Dans la forêt de Würenlingen, le bâtiment du nouveau grand instrument de recherche du PSI SwissFEL n’a pas profité longtemps du soleil. Il est actuellement en train de disparaître sous une levée de terre. Ce comblement est une mesure parmi beaucoup d’autres, visant une intégration aussi réussie que possible de l’installation dans son environnement.
Cet automne, le bâtiment du SwissFEL aura complètement disparu sous une couche de terre. Ce talus sera ensuite planté d’une prairie maigre, un paysage naturel argovien typique. Par ailleurs, deux passages et une zone de transit pour gibier seront créés et plantés d’arbustes. Ils permettront aux animaux sauvages de cette forêt (chevreuils, renards ou sangliers) de passer en tout sécurité, sans être importunés, par-dessus l’installation qui s’étire sur 740 mètres, à plusieurs endroits.
L’exploitation de l’instrument proprement dite est censée, elle aussi, déranger les animaux le moins possible. Un éclairage doux du chemin d’accès intégré dans le parc forestier y veillera. Il ne sera activé qu’au besoin et seul le sentier sera éclairé. La zone d’accès interne du côté ouest sera protégée par une lisière de forêt dense et boisée, et par une barrière plantée de manière serrée.
Aménagement ciblé du paysage
Le SwissFEL devra donc s’intégrer aussi bien que possible dans la nature. Mais l’objectif est aussi de créer un nouvel habitat pour des espèces.
Notamment pour les espèces menacées de la région. La prairie maigre, pauvre en substances nutritives, entrecoupées de lentilles de sable comme aires potentielles de nidifications, est située en lisière de la forêt. Avec sa végétation diversifiée, elle forme un biotope adapté aux espèces locales d’abeilles sauvages, comme l’halicte de la scabieuse ou la sphécode à labre blanc.
Suivant leur mode de vie, les abeilles sauvages ont des exigences différentes pour leurs nichoirs et leurs plantes nourricière. C’est souvent en raison de la spécificité de ces exigences qu’elles sont particulièrement sensibles aux changements intervenant dans leur habitat, et donc de plus en plus menacées.
Certains papillons rares ou menacés d’extinction sont aussi typiques de la région : le Thècle du prunier, le Grand mars changeant ou la Grande tortue.

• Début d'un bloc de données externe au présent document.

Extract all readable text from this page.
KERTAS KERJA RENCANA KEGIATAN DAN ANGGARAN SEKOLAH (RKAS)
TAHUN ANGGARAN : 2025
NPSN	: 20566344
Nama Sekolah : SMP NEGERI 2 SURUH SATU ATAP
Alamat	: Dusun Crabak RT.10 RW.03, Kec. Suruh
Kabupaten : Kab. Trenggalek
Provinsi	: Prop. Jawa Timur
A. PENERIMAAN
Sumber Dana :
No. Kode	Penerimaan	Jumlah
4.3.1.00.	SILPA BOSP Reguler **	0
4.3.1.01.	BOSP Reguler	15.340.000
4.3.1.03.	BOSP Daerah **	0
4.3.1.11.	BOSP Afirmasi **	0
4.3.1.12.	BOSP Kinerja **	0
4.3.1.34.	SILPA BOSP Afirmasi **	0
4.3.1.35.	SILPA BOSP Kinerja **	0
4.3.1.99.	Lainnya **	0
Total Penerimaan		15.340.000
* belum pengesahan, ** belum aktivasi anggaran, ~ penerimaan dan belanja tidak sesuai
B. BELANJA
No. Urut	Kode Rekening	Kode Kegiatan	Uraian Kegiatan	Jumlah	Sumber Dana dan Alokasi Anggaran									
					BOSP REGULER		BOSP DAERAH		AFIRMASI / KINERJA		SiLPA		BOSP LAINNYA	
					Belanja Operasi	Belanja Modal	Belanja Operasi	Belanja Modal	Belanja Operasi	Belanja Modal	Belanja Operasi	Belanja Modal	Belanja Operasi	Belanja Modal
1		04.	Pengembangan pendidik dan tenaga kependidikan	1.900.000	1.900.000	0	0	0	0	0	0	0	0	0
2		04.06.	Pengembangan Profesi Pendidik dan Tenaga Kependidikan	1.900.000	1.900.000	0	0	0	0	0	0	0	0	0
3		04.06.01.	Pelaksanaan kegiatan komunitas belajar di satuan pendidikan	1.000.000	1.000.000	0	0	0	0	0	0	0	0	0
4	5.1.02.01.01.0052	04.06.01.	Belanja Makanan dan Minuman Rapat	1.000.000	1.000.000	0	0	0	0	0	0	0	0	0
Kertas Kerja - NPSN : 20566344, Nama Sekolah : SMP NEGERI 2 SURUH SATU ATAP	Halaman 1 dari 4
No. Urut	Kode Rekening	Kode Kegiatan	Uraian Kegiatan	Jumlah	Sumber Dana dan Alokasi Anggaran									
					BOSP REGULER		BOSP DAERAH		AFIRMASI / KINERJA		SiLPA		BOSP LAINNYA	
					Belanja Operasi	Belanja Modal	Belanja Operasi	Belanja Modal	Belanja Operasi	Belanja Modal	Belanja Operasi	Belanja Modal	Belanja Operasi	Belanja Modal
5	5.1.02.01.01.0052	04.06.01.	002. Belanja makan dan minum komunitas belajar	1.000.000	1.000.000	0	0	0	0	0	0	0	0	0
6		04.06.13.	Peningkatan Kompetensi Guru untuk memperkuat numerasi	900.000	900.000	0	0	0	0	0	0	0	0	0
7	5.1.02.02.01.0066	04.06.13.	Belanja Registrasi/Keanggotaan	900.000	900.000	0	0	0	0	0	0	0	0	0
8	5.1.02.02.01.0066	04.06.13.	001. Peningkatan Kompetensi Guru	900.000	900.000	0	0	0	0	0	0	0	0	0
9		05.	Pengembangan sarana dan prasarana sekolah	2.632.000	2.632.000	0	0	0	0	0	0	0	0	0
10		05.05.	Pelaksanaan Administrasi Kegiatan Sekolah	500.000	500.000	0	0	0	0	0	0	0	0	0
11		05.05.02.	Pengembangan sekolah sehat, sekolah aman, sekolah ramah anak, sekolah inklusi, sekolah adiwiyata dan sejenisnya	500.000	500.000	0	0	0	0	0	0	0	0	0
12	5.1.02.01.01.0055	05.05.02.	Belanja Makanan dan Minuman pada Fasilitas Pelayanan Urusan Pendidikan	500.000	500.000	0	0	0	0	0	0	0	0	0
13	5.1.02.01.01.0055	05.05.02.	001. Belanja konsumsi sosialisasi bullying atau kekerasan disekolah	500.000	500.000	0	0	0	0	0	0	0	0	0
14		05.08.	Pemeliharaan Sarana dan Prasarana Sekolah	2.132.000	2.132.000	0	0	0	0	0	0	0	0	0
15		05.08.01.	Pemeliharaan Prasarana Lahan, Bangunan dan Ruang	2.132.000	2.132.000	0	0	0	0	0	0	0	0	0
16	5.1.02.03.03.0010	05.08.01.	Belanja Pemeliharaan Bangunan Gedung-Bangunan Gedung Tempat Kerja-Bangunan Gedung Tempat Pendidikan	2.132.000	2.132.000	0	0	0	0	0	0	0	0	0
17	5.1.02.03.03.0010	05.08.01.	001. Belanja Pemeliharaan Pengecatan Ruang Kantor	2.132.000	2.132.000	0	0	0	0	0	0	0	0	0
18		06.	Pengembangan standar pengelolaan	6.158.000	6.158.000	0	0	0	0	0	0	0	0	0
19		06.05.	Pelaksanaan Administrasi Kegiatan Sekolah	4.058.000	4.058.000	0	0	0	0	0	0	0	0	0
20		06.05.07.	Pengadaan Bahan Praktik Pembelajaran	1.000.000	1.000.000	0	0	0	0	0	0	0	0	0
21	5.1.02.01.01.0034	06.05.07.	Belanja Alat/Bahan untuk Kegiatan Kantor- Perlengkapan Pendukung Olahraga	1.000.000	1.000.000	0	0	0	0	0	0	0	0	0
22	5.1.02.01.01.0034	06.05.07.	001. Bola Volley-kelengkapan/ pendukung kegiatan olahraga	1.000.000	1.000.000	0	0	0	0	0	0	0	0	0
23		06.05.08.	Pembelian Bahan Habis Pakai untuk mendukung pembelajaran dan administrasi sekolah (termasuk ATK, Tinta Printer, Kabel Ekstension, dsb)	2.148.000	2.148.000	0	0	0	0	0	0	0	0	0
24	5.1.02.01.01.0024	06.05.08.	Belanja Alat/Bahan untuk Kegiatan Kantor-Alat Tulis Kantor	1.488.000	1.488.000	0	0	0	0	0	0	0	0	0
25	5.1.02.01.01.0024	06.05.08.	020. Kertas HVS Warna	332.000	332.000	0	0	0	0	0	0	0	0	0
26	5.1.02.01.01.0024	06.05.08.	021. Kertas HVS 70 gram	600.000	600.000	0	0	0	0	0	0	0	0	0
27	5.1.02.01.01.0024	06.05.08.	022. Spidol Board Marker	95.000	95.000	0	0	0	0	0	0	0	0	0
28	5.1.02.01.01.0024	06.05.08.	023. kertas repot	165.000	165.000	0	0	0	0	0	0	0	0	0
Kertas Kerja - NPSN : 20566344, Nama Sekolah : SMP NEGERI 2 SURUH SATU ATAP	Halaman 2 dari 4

Pour ces lépidoptères, des lisières irrégulières et des groupes d’arbrisseaux seront plantés avec leurs principales plantes nourricières, comme le saule marsault, le prunellier ou le troène.
Biotope pour amphibiens menacés
Une attention particulière sera accordée aux biotopes et aux possibilités de passage pour les amphibiens. Dans le monde entier, ces animaux font partie des espèces les plus menacées et sont strictement protégés. La raréfaction de leurs eaux de frai et de leurs biotopes terrestres, mais aussi l’isolement de leurs populations sont autant de raisons qui expliquent le recul important des populations indigènes d’amphibiens, comme le sonneur à ventre jaune ou le crapaud accoucheur. Ils ont donc besoin de biotopes de remplacement. Plusieurs mares de frai seront créées à leur intention dans l’environnement du SwissFEL. Des tas de pierres à proximité leur offriront un refuge idéal.
Par ailleurs, 30 petits plans d’eau seront aménagés pour servir de relais
vers les populations d’amphibiens connues de la région. Cela permettra de rompre l’isolement des populations d’amphibiens et de stimuler leur mixité.
Vers un nouveau paysage, pas à pas
Les travaux d’aménagement des environs du SwissFEL ont déjà démarré avec les premiers travaux de défrichement, il y a deux ans. Le site du futur parc forestier a été éclairci. Au printemps de cette année, les premières plantes forestières de la forêt de Würenlingen ont été plantées, comme la fougère dryoptéris dilaté, la pervenche ou la laiche poilue.
Lorsqu’on regarde le site, on n’aperçoit pour l’instant qu’un talus. Mais à la fin de l’été, les graines pour la prairie maigre ont été semées sur les premiers 260 mètres, et cette portion ne devrait pas tarder pas à se couvrir d’un premier vert tendre. L’aménagement des mares à amphibiens a également démarré.
Sur mandat de l’Institut Paul Scherrer, une équipe interdisciplinaire d’experts a élaboré un concept visant à intégrer le mieux possible le SwissFEL dans son environnement. C’est elle aussi qui a développé les mesures décrites plus haut. Ce travail a duré deux ans. L’objectif était de faire en sorte de les interventions nécessaires dans la nature et le paysage soient aussi limitées que possible, mais aussi de créer une plus-value écologique. L’équipe d’experts accompagne aussi le concept d’aménagement de l’environnement pendant sa réalisation.